Contagious caprine pleuropneumonia (CCPP), caused by Mycoplasma capricolum subsp. capripneumoniae is a severe disease widespread in Africa and Asia. Limited knowledge is available on the pathogenesis of this organism, mainly due to the lack of a robust in vivo challenge model and the means to do site-directed mutagenesis. This work describes the establishment of a novel caprine challenge model for CCPP that resulted in 100% morbidity using a combination of repeated intranasal spray infection followed by a single transtracheal infection employing the recent Kenyan outbreak strain ILRI181. Diseased animals displayed CCPP-related pathology and the bacteria could subsequently be isolated from pleural exudates and lung tissues in concentrations of up to 10 9 bacteria per mL as well as in the trachea using immunohistochemistry. Reannotation of the genome sequence of ILRI181 and F38 T revealed the existence of genes encoding the complete glycerol uptake and metabolic pathways involved in hydrogen peroxide (H 2 O 2 ) production in the phylogenetically related pathogen M. mycoides subsp. mycoides . Furthermore, the expression of L-α-glycerophosphate oxidase (GlpO) in vivo was confirmed.
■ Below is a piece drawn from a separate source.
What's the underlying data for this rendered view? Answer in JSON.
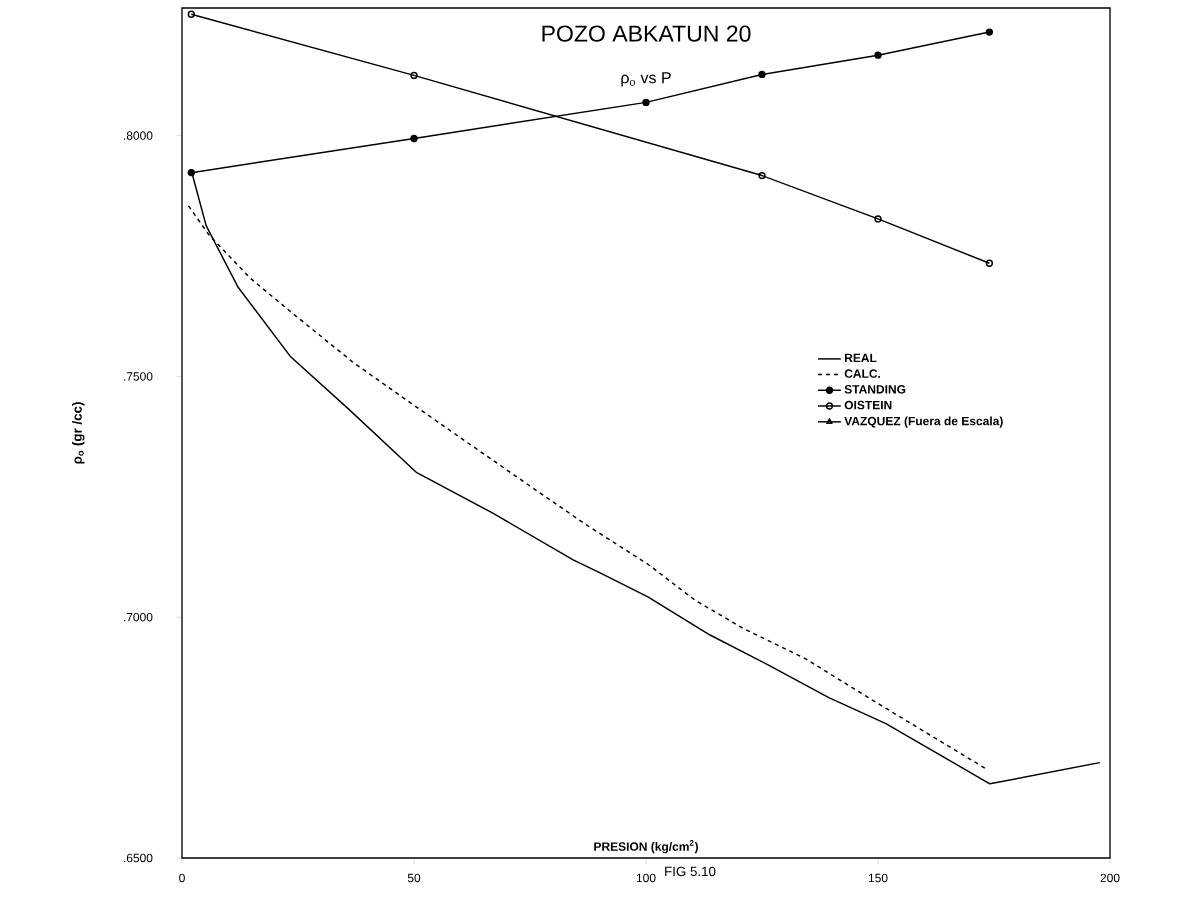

In addition, the function of the glycerol metabolism was verified by measurement of production of H 2 O 2 in medium containing physiological serum concentrations of glycerol. Peroxide production could be inhibited with serum from convalescent animals. These results will pave the way for a better understanding of host–pathogen interactions during CCPP and subsequent vaccine development.